Full marketing authorization will depend on positive results from the Phase III PIX306 trial, a randomized trial investigating pixantrone plus rituximab versus gemcitabine with rituximab in patients with relapsed or refractory aggressive B-cell non-Hodgkin’s lymphoma who have previously received a rituximab-containing regimen.

So much is riding on this trial that CTI has to get the right results if Pixuvri is to get reimbursement across Europe. Not only has it failed to do so in the U.K. to date, but it also flopped in Germany, where the joint federal committee (G-BA) also cited the rituximab issue as being a major hurdle for CTI to overcome (Also see "Germany’s G-BA Finds No Added Benefit For CTI’s Pixuvri, Exposing Price" - Pink Sheet, 20 May, 2013.).

How Low Is Too Low?

At least one thing is going in the right direction for the company, though. NICE estimated that the incremental cost-effectiveness ratios were probably around £30,700 ($49,000) per quality-adjusted life-year gained, marginally above the traditional £30,000 ($47,900) per QALY threshold.

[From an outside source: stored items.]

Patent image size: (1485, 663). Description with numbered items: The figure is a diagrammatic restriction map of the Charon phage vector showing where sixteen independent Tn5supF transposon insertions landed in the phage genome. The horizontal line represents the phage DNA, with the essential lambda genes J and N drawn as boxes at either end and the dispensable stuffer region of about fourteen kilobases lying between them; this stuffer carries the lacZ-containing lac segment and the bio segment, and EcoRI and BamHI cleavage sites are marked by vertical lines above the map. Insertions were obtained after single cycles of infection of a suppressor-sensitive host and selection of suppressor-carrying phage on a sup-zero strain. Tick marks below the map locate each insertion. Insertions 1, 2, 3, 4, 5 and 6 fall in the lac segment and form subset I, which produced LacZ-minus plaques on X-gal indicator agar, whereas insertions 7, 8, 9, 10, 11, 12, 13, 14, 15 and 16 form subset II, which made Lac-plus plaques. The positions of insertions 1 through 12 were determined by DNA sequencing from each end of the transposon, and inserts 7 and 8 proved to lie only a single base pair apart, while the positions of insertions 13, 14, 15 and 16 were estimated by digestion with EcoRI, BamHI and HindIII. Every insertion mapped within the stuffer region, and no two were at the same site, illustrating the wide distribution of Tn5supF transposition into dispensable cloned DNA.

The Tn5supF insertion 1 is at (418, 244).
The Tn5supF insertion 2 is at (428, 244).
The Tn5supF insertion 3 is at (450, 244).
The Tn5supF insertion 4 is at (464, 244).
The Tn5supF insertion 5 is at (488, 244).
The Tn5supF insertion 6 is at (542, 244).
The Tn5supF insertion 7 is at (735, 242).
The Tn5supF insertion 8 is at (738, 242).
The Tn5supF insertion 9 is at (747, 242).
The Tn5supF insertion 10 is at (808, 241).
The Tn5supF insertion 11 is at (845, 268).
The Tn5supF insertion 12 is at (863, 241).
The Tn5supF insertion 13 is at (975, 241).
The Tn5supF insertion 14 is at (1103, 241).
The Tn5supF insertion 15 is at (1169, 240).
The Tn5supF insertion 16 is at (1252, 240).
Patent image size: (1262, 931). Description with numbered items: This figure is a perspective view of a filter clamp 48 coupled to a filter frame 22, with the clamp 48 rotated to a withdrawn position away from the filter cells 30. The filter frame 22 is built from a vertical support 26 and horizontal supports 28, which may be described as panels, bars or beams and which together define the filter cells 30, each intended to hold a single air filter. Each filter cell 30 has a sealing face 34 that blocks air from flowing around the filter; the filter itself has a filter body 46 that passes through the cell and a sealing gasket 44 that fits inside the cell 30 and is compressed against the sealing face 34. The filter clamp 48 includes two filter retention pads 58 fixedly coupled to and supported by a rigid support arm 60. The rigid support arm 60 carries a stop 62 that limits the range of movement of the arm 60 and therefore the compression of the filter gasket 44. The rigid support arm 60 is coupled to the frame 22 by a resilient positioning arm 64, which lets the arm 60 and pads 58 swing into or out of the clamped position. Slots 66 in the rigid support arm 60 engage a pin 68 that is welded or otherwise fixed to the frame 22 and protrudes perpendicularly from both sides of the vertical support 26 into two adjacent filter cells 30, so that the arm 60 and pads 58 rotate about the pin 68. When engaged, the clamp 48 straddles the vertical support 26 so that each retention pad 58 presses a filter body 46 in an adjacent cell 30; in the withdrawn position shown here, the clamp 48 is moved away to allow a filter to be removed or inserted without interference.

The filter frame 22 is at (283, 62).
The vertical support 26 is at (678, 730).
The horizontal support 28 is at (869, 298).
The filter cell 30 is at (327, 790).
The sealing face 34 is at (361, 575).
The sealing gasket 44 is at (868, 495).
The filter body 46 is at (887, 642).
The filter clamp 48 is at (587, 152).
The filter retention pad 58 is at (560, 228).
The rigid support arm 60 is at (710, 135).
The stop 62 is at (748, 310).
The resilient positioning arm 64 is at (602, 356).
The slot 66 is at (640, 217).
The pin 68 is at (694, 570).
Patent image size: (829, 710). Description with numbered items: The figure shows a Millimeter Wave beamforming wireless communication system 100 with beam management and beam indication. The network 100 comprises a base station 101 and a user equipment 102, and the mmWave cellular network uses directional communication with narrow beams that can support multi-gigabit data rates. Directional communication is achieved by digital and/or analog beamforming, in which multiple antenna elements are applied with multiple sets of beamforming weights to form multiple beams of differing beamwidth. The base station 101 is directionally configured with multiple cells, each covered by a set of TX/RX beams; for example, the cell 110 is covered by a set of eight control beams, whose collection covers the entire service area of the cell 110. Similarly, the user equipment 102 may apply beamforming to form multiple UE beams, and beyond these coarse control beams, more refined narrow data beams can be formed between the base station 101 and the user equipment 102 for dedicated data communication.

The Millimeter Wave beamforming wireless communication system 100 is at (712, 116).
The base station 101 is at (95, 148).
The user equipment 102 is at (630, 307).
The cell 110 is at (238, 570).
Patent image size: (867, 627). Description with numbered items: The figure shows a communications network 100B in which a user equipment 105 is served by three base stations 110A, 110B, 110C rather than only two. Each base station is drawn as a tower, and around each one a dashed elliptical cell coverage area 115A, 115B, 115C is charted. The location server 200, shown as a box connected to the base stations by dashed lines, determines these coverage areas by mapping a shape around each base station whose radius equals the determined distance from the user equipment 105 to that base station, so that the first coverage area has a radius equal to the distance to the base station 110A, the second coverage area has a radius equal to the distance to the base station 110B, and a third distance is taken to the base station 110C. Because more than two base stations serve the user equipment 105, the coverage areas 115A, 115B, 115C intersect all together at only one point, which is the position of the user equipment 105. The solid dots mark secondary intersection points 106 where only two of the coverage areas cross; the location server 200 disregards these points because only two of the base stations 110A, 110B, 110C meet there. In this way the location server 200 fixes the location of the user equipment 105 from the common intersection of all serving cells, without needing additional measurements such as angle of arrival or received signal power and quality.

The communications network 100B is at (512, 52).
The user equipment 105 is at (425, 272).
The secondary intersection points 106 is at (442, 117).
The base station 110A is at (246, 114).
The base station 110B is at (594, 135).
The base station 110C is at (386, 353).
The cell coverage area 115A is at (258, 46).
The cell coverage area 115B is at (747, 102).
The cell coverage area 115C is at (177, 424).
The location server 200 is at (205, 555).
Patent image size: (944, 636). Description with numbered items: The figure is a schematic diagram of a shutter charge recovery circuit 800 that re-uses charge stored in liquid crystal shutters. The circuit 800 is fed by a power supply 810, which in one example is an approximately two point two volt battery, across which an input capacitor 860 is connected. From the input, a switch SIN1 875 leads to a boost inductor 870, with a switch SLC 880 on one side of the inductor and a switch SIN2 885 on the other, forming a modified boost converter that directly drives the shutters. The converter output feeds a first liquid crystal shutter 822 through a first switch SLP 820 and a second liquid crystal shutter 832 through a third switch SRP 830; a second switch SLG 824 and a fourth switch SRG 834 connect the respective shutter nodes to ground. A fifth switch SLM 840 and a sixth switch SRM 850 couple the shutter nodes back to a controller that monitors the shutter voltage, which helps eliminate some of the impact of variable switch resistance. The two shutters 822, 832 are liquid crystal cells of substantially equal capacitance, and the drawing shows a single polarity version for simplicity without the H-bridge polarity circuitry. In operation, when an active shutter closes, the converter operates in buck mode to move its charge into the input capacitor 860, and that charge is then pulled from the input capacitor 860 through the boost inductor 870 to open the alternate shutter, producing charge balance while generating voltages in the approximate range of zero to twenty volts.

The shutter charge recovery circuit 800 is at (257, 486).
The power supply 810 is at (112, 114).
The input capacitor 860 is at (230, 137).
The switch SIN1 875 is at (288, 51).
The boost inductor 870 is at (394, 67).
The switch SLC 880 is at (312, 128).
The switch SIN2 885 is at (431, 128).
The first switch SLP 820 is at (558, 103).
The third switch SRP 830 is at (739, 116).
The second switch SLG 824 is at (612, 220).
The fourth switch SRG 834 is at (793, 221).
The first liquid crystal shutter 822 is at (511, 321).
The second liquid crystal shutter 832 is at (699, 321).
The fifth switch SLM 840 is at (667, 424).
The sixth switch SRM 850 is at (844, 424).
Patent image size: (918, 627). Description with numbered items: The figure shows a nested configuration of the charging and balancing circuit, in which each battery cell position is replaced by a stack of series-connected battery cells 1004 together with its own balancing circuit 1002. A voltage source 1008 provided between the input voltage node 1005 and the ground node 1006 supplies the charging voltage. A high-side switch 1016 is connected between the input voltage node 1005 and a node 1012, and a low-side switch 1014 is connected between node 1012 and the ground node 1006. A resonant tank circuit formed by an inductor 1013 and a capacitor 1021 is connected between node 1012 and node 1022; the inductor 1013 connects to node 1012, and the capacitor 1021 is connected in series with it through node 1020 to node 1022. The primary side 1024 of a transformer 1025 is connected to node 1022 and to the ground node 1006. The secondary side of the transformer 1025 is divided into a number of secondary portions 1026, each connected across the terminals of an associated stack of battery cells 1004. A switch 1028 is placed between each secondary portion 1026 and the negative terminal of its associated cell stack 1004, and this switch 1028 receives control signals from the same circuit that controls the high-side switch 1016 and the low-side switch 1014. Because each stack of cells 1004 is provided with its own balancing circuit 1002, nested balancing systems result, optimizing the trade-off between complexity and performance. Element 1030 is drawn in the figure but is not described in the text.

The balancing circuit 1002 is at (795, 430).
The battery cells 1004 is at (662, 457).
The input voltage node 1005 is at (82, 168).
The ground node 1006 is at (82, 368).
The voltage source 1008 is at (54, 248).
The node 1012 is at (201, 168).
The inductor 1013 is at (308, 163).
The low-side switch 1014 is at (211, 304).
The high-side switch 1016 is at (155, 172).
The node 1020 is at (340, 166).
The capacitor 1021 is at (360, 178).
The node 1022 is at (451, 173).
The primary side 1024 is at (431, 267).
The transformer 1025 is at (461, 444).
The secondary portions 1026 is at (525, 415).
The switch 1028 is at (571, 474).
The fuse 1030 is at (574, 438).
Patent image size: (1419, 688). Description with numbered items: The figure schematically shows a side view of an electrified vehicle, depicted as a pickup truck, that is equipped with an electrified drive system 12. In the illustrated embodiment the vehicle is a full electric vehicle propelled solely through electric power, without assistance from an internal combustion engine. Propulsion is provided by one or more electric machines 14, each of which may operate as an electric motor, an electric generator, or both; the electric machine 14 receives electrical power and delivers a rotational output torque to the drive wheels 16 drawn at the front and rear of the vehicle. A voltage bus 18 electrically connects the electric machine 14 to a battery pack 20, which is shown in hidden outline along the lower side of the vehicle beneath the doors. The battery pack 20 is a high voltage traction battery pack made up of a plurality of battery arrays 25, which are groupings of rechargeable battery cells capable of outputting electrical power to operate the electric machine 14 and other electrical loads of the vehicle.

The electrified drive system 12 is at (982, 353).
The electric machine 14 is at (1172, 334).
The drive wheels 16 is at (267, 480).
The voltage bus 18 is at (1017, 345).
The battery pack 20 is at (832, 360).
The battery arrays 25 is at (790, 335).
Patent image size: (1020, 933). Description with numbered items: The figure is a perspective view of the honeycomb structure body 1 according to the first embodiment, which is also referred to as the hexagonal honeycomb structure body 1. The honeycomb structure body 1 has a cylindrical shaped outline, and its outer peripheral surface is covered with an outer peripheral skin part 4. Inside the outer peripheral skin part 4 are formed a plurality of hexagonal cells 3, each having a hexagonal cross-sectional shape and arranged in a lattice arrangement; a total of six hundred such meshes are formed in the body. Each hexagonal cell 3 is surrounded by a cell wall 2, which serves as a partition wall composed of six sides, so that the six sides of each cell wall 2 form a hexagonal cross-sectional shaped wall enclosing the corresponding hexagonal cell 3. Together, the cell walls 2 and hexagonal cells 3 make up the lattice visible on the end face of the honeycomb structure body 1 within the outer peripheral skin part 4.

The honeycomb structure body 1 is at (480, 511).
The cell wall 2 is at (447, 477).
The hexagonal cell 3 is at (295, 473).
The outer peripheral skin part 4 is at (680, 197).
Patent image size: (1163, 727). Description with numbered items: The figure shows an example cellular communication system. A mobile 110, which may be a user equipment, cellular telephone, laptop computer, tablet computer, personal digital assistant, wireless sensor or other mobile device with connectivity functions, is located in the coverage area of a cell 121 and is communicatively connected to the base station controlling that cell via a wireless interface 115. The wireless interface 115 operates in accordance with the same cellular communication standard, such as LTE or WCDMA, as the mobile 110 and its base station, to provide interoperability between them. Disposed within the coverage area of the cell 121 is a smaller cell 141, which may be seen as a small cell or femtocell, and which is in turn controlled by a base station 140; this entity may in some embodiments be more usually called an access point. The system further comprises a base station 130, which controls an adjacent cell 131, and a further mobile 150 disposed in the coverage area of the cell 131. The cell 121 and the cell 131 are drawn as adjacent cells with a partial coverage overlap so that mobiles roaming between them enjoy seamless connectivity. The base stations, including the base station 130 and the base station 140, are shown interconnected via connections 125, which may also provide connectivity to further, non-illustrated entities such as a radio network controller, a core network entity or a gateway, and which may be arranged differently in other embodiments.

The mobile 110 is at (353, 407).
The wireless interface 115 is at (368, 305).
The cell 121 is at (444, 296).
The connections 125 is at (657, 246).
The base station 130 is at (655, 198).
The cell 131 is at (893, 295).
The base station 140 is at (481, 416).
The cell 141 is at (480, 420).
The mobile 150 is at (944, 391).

However, NICE’s guide to the methods of technology appraisal (2008) says that if the most plausible ICER is greater than £20,000 ($32,000) per QALY gained, judgments about a product’s effective use of NHS resources should address any uncertainty around the ICER. This is where Pixuvri fell down and why the rituximab trial is so vital to its resurrection.

Consultees, including CTI, healthcare professionals and members of the public, have until Nov. 4, 2013, to comment on the draft guidance. A third Appraisal Committee meeting is expected to be held on November 13, 2013, where subject to approval, CTI said that it hopes the Committee will consider an ‘enhanced’ patient access scheme to demonstrate the cost effectiveness of pixantrone for use by the NHS in the UK.

“We look forward to collaborating with NICE during the final stage of the process as we seek to bring this new approved therapy to patients in the UK with aggressive non-Hodgkin lymphoma in the 3rd line salvage setting,” said James A. Bianco, President and CEO of CTI.

The company has not yet elaborated on what “enhanced” may signify, but it can be assumed that another price cut is on the cards.

The question remains how plausible it is for CTI to make another sizeable cut – taking the ICER per QALY close to the £20,000 ($32,000) mark – that will be appreciated by NICE and rewarded with the reimbursement watchdog’s willingness to overlook the manifest uncertainties before the completion of the rituximab trial.